Updating initrd, you can ignore the warning message:

Code: Select all

sudo chroot /mnt update-initramfs -u

Done. Upon reboot grub should offer to boot into Windows and Linux Mint 18 Cinnamon. I am assuming the computer EFI firmware is not defective. If grub doesn't show up the problem is not related to the procedure but to the EFI firmware implementation found on some computers designed to boot Windows only.

Proceeding with installation of operating system #2.

Installing Linux Mint 18 Mate 64 bit, booting the Live session.

Step 1 - Most done in previous installation.

Unlocking LUKS block device luks1:

Code: Select all

sudo cryptsetup luksOpen /dev/sda7 luks1

Step 2 - Installing Linux Mint 18 Mate via the installer

Assigning partitions and logical volumes for system #2:

• available ESP (EFI System Partition) is assigned automatically as type efi by the installer, do not edit
• /dev/sda6, /boot, ext4, format
• /dev/mapper/vg1-root2, / (root), ext4, format
• /dev/mapper/vg1-swap, swap area
• /dev/mapper/vg1-home, /home, ext4, do not select format
• Device for boot loader installation, select /dev/sda (selecting the ESP partition id also works)

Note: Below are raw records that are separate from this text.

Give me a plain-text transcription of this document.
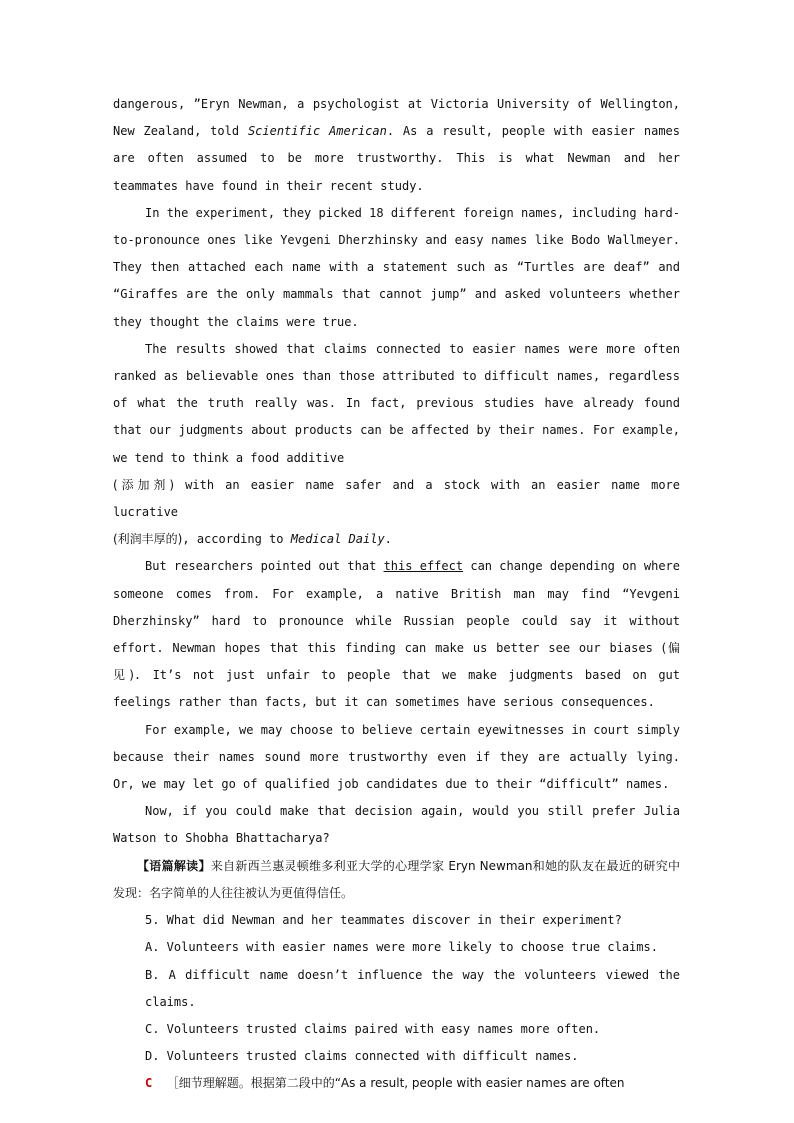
dangerous, ”Eryn Newman, a psychologist at Victoria University of Wellington, New Zealand, told Scientific American. As a result, people with easier names are often assumed to be more trustworthy. This is what Newman and her teammates have found in their recent study.

In the experiment, they picked 18 different foreign names, including hard-to-pronounce ones like Yevgeni Dherzhinsky and easy names like Bodo Wallmeyer. They then attached each name with a statement such as “Turtles are deaf” and “Giraffes are the only mammals that cannot jump” and asked volunteers whether they thought the claims were true.

The results showed that claims connected to easier names were more often ranked as believable ones than those attributed to difficult names, regardless of what the truth really was. In fact, previous studies have already found that our judgments about products can be affected by their names. For example, we tend to think a food additive
(添加剂) with an easier name safer and a stock with an easier name more lucrative
(利润丰厚的), according to Medical Daily.

But researchers pointed out that this effect can change depending on where someone comes from. For example, a native British man may find “Yevgeni Dherzhinsky” hard to pronounce while Russian people could say it without effort. Newman hopes that this finding can make us better see our biases (偏见). It’s not just unfair to people that we make judgments based on gut feelings rather than facts, but it can sometimes have serious consequences.

For example, we may choose to believe certain eyewitnesses in court simply because their names sound more trustworthy even if they are actually lying. Or, we may let go of qualified job candidates due to their “difficult” names.

Now, if you could make that decision again, would you still prefer Julia Watson to Shobha Bhattacharya?

【语篇解读】来自新西兰惠灵顿维多利亚大学的心理学家 Eryn Newman和她的队友在最近的研究中发现：名字简单的人往往被认为更值得信任。

5. What did Newman and her teammates discover in their experiment?

A. Volunteers with easier names were more likely to choose true claims.

B. A difficult name doesn’t influence the way the volunteers viewed the claims.

C. Volunteers trusted claims paired with easy names more often.

D. Volunteers trusted claims connected with difficult names.

C ［细节理解题。根据第二段中的“As a result, people with easier names are often
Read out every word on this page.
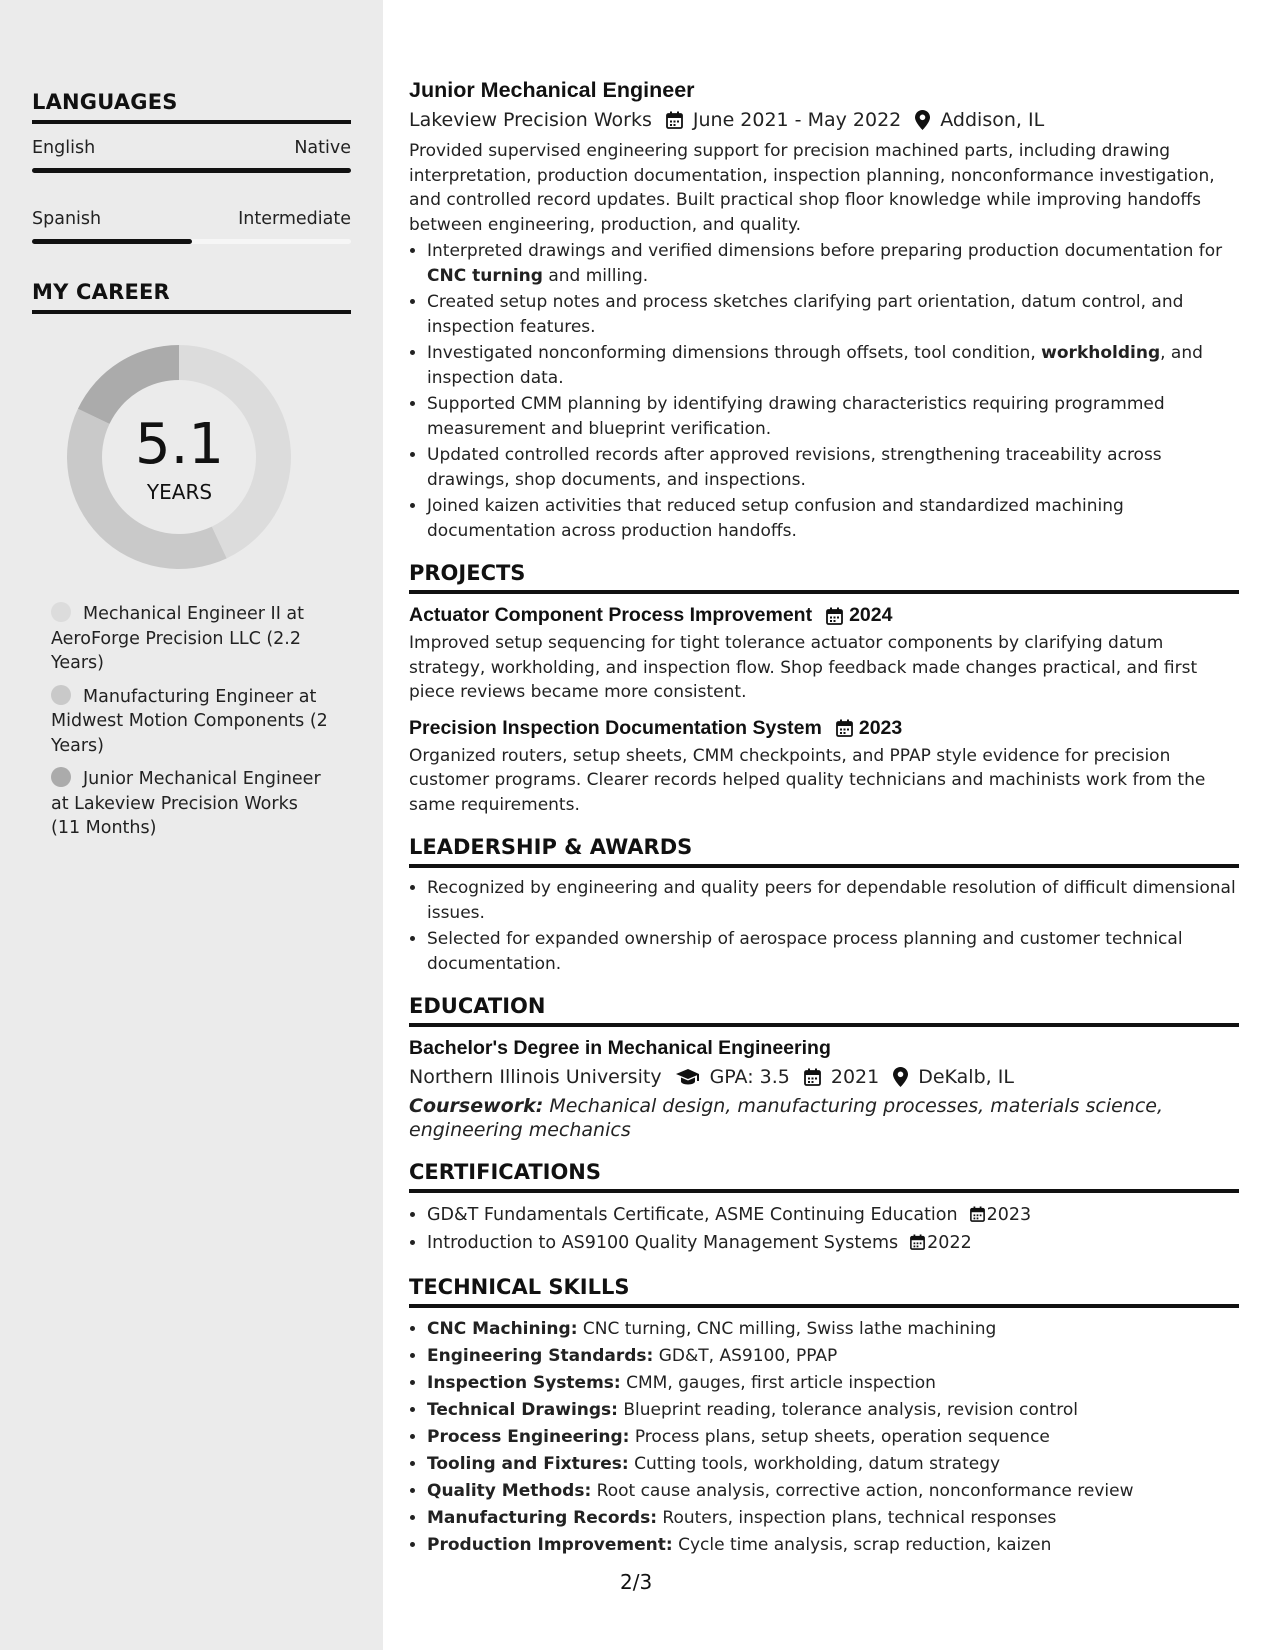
LANGUAGES
English	Native
Spanish	Intermediate
MY CAREER
5.1
YEARS
Mechanical Engineer II at AeroForge Precision LLC (2.2 Years)
Manufacturing Engineer at Midwest Motion Components (2 Years)
Junior Mechanical Engineer at Lakeview Precision Works (11 Months)
Junior Mechanical Engineer
Lakeview Precision Works June 2021 - May 2022 Addison, IL

Provided supervised engineering support for precision machined parts, including drawing interpretation, production documentation, inspection planning, nonconformance investigation, and controlled record updates. Built practical shop floor knowledge while improving handoffs between engineering, production, and quality.

• Interpreted drawings and verified dimensions before preparing production documentation for CNC turning and milling.
• Created setup notes and process sketches clarifying part orientation, datum control, and inspection features.
• Investigated nonconforming dimensions through offsets, tool condition, workholding, and inspection data.
• Supported CMM planning by identifying drawing characteristics requiring programmed measurement and blueprint verification.
• Updated controlled records after approved revisions, strengthening traceability across drawings, shop documents, and inspections.
• Joined kaizen activities that reduced setup confusion and standardized machining documentation across production handoffs.
PROJECTS
Actuator Component Process Improvement 2024

Improved setup sequencing for tight tolerance actuator components by clarifying datum strategy, workholding, and inspection flow. Shop feedback made changes practical, and first piece reviews became more consistent.

Precision Inspection Documentation System 2023

Organized routers, setup sheets, CMM checkpoints, and PPAP style evidence for precision customer programs. Clearer records helped quality technicians and machinists work from the same requirements.

LEADERSHIP & AWARDS
• Recognized by engineering and quality peers for dependable resolution of difficult dimensional issues.
• Selected for expanded ownership of aerospace process planning and customer technical documentation.
EDUCATION
Bachelor's Degree in Mechanical Engineering
Northern Illinois University	GPA: 3.5 2021 DeKalb, IL
Coursework: Mechanical design, manufacturing processes, materials science, engineering mechanics
CERTIFICATIONS
• GD&T Fundamentals Certificate, ASME Continuing Education 2023
• Introduction to AS9100 Quality Management Systems 2022
TECHNICAL SKILLS
• CNC Machining: CNC turning, CNC milling, Swiss lathe machining
• Engineering Standards: GD&T, AS9100, PPAP
• Inspection Systems: CMM, gauges, first article inspection
• Technical Drawings: Blueprint reading, tolerance analysis, revision control
• Process Engineering: Process plans, setup sheets, operation sequence
• Tooling and Fixtures: Cutting tools, workholding, datum strategy
• Quality Methods: Root cause analysis, corrective action, nonconformance review
• Manufacturing Records: Routers, inspection plans, technical responses
• Production Improvement: Cycle time analysis, scrap reduction, kaizen
2/3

Proceeding with installation, Once installation completes do not reboot, press the Continue Testing button.


Step 3 - Editing encryption settings and finalizing

Preparing chroot environment for freshly installed Linux Mint 18 Mate.

Mounting root2 volume:

Code: Select all

sudo mount /dev/mapper/vg1-root2 /mnt

Mounting boot partition dedicated to Linux Mint 18 Mate:

Code: Select all

sudo mount /dev/sda6 /mnt/boot

Mounting special devices:

Code: Select all

sudo mount --bind /dev /mnt/dev
sudo chroot /mnt mount -t proc proc /proc
sudo chroot /mnt mount -t sysfs sysfs /sys
sudo chroot /mnt mount -t devpts devpts /dev/pts

Creating the crypttab file:

Code: Select all

gksu xed /mnt/etc/crypttab

With the following content, save and exit:

Code: Select all

# <target name>	<source device> 	<key file> 	<options>
luks1 			/dev/sda7			none 		luks

Updating initrd, you can ignore the warning message:

Code: Select all

sudo chroot /mnt update-initramfs -u

Done, upon reboot grub menu should list three operating systems available for booting

[donalduck]

interesting

is this setup also good for other mint flavor, for example mint 17.3 ?

BTW I think there is a typo

Code: Select all

gksu xed /mnt/etc/crypttab

should be

Code: Select all

gksu xed /etc/crypttab

[Laurent85]

is this setup also good for other mint flavor, for example mint 17.3 ?

Yes, should work for any Linux Mint release 64 bit installed in EFI mode. Should also work in Legacy mode and for 32 bit releases, step 2 would sightly differ since not installing in EFI mode.

BTW I think there is a typo

Code: Select all

gksu xed /mnt/etc/crypttab

should be

Code: Select all

gksu xed /etc/crypttab

Nope, you need to set the encryption settings for the newly installed system mounted under /mnt, editing /etc/crypttab would only change the settings for the Live session, it's useless since upon reboot every change made regarding the Live session is lost.

[donalduck]

ah ok ok, thanks for the explanations.